Pelibatan multistholder menjadi sangat penting, terutama anak-anak sekolah. Rafi, salah satu pentolan komunitas BFF menilai, persoalan sampah harus bisa menyentuh kepada siswa, mahasiswa karena pendidikan lingkungan pengelolaan sampah masih kurang kepada siswa sekolah dasar.
“Anak sekolah menyerap informasi dan pengetahuan paling maksimal. Jadi kelak mereka akan menjadi pelopor gerakan kebersihan sekitar teluk kendari,”katanya.
Belum Sinergi
Harus diakui sebagian masyarakat belum mempedulikan keberadaan sampah yang ada di sekitarnya. Mereka masih tak sungkan membuang sampah di sungai atau selokan.
“Mereka yang bersikap tidak peduli ini dipengaruhi oleh faktor pendidikan yang rendah atau lingkungan yang mendukung seperti rumah dekat sungai, termasuk juga para pedagang yang berjualan di sepanjang teluk kendari,”kata Ida, peneliti Universitas Haluoleo terkait masalah sampah.
“Mereka perlu disadarkan bahwa membuang sampah di sungai dapat mengakibatkan banjir atau menimbulkan penyakit,”ujarnya.
Menurutnya, peranan pemerintah sangat besar dalam pengelolaan lingkungan hidup, namun tanpa dukungan masyarakat pelaksanaannya tidak mungkin berjalan lancar. Hal ini sesuai dengan pasal 6 ayat 1 Undang-Undang Nomor 23 tahun 1997 tentang pengelolaan lingkungan hidup yakni ”Setiap orang berkewajiban memelihara kelestarian fungsi lingkungan hidup serta mencegah dan menanggulangi pencemaran dan perusakan lingkungan hidup”
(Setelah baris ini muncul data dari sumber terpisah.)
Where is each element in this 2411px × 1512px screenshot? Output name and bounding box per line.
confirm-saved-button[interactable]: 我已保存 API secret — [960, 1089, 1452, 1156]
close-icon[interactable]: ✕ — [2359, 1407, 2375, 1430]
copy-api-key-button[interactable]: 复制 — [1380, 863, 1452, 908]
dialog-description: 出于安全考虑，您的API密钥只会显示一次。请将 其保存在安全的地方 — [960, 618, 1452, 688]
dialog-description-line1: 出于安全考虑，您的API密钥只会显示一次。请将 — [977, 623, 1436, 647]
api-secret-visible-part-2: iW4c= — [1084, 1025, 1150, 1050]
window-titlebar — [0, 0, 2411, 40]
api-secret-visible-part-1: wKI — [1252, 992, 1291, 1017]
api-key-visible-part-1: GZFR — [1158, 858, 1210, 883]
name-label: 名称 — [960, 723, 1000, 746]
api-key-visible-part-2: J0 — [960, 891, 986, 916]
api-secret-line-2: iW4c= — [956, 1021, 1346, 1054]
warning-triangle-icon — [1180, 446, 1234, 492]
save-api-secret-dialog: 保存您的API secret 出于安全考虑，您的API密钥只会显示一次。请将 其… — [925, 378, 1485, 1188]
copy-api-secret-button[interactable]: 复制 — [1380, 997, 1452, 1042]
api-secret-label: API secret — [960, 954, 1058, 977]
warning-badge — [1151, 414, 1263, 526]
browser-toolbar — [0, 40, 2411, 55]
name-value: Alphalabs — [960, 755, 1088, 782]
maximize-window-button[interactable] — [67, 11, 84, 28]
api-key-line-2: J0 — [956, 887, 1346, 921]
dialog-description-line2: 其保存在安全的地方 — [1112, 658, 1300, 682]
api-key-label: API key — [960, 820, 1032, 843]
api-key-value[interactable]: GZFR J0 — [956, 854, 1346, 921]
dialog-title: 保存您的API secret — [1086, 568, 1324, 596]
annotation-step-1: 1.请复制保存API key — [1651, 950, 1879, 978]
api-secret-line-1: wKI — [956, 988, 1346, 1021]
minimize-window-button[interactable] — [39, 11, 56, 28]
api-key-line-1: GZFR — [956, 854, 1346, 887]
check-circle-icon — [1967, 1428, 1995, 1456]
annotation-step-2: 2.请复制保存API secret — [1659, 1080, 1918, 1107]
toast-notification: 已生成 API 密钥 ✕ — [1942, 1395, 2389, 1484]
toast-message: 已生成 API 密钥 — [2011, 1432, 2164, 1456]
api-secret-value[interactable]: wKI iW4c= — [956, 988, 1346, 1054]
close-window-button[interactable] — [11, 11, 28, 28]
Belum sinerginya pihak dalam menata kawasan teluk mendapat sindiran dari banyak pihak, salah satunya dari Yusuf, pengamat perkotaan di Kendari. Menurutnya, butuh sinergisitas semua pihak dalam membangun atau pun menata kawasan perkotaan. Sayangnya itu belum sepenuhnya berjalan sesuai konsep pembangunan perkotaan.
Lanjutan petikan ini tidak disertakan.